So I am looking for a dynamic way to crawl a website and grab links from each page. I decided to experiment with Beauitfulsoup. Two questions: How do I do this more dynamically then using nested while statements searching for links. I want to get all the links from this site. But I don't want to continue to put nested while loops.
topLevelLinks = self.getAllUniqueLinks(baseUrl)
listOfLinks = list(topLevelLinks)
length = len(listOfLinks)
count = 0
while(count < length):
twoLevelLinks = self.getAllUniqueLinks(listOfLinks[count])
twoListOfLinks = list(twoLevelLinks)
twoCount = 0
twoLength = len(twoListOfLinks)
for twoLinks in twoListOfLinks:
listOfLinks.append(twoLinks)
count = count + 1
while(twoCount < twoLength):
threeLevelLinks = self.getAllUniqueLinks(twoListOfLinks[twoCount])
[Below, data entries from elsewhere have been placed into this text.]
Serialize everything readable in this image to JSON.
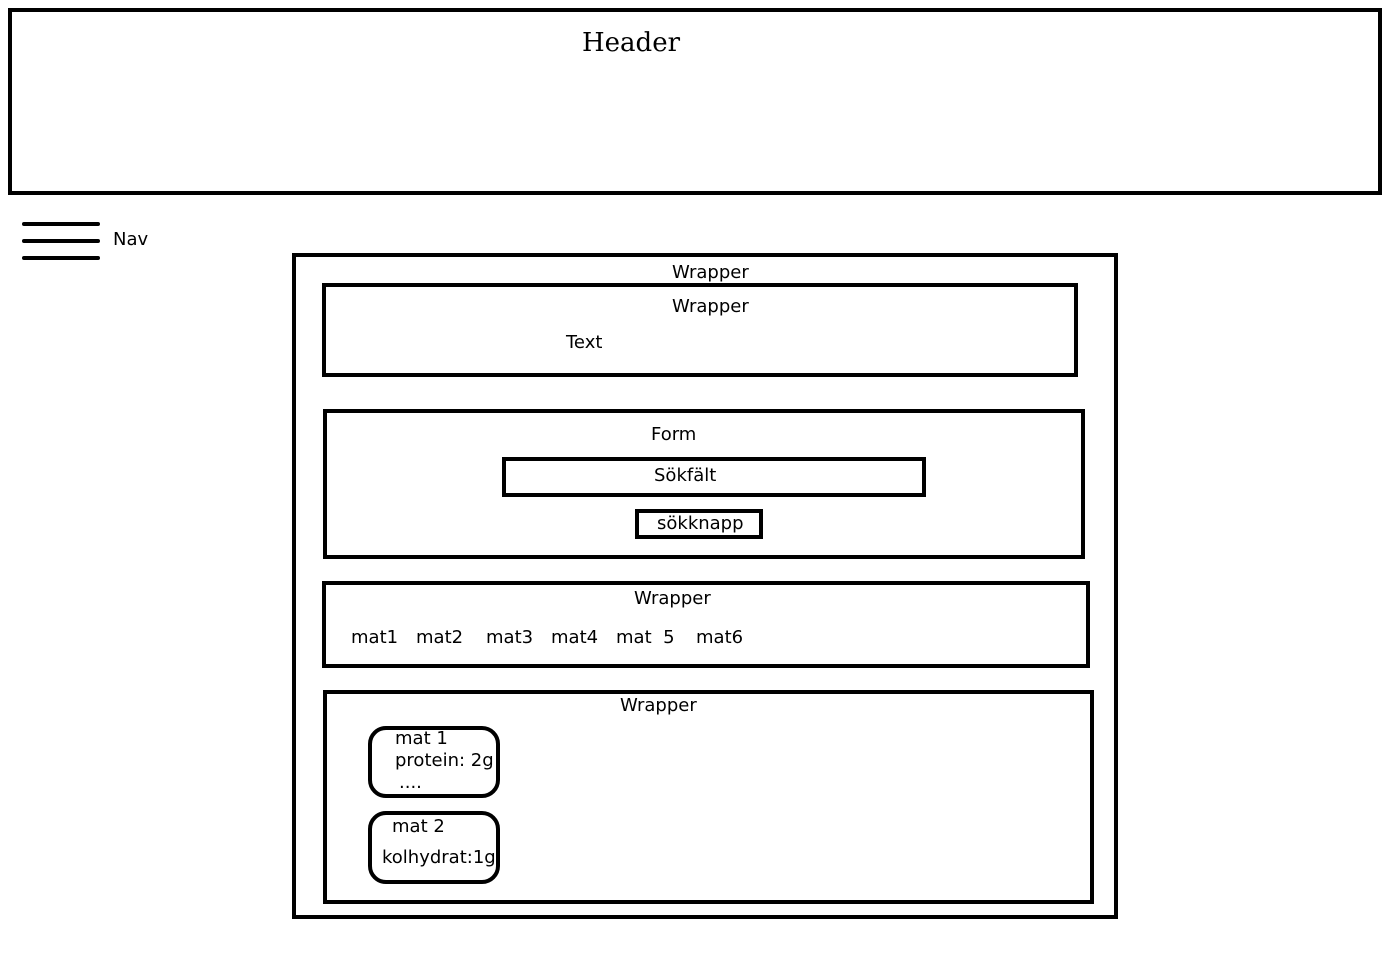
{
  "header": {
    "title": "Header"
  },
  "nav": {
    "label": "Nav",
    "icon": "hamburger-menu-icon"
  },
  "outer_wrapper": {
    "label": "Wrapper"
  },
  "text_wrapper": {
    "label": "Wrapper",
    "text": "Text"
  },
  "form": {
    "label": "Form",
    "search_field": "Sökfält",
    "search_button": "sökknapp"
  },
  "food_list": {
    "label": "Wrapper",
    "items": [
      "mat1",
      "mat2",
      "mat3",
      "mat4",
      "mat  5",
      "mat6"
    ]
  },
  "cards": {
    "label": "Wrapper",
    "items": [
      {
        "line1": "mat 1",
        "line2": "protein: 2g",
        "line3": "...."
      },
      {
        "line1": "mat 2",
        "line2": "kolhydrat:1g"
      }
    ]
  }
}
threeListOfLinks = list(threeLevelLinks)
for threeLinks in threeListOfLinks:
listOfLinks.append(threeLinks)
twoCount = twoCount +1
print '--------------------------------------------------------------------------------------'
#remove all duplicates
finalList = list(set(listOfLinks))
print finalList
My second questions is there anyway to tell if I got all the links from the site. Please forgive me, I am somewhat new to python (year or so) and I know some of my processes and logic might be childish. But I have to learn somehow. Mainly I just want to do this more dynamic then using nested while loop. Thanks in advance for any insight.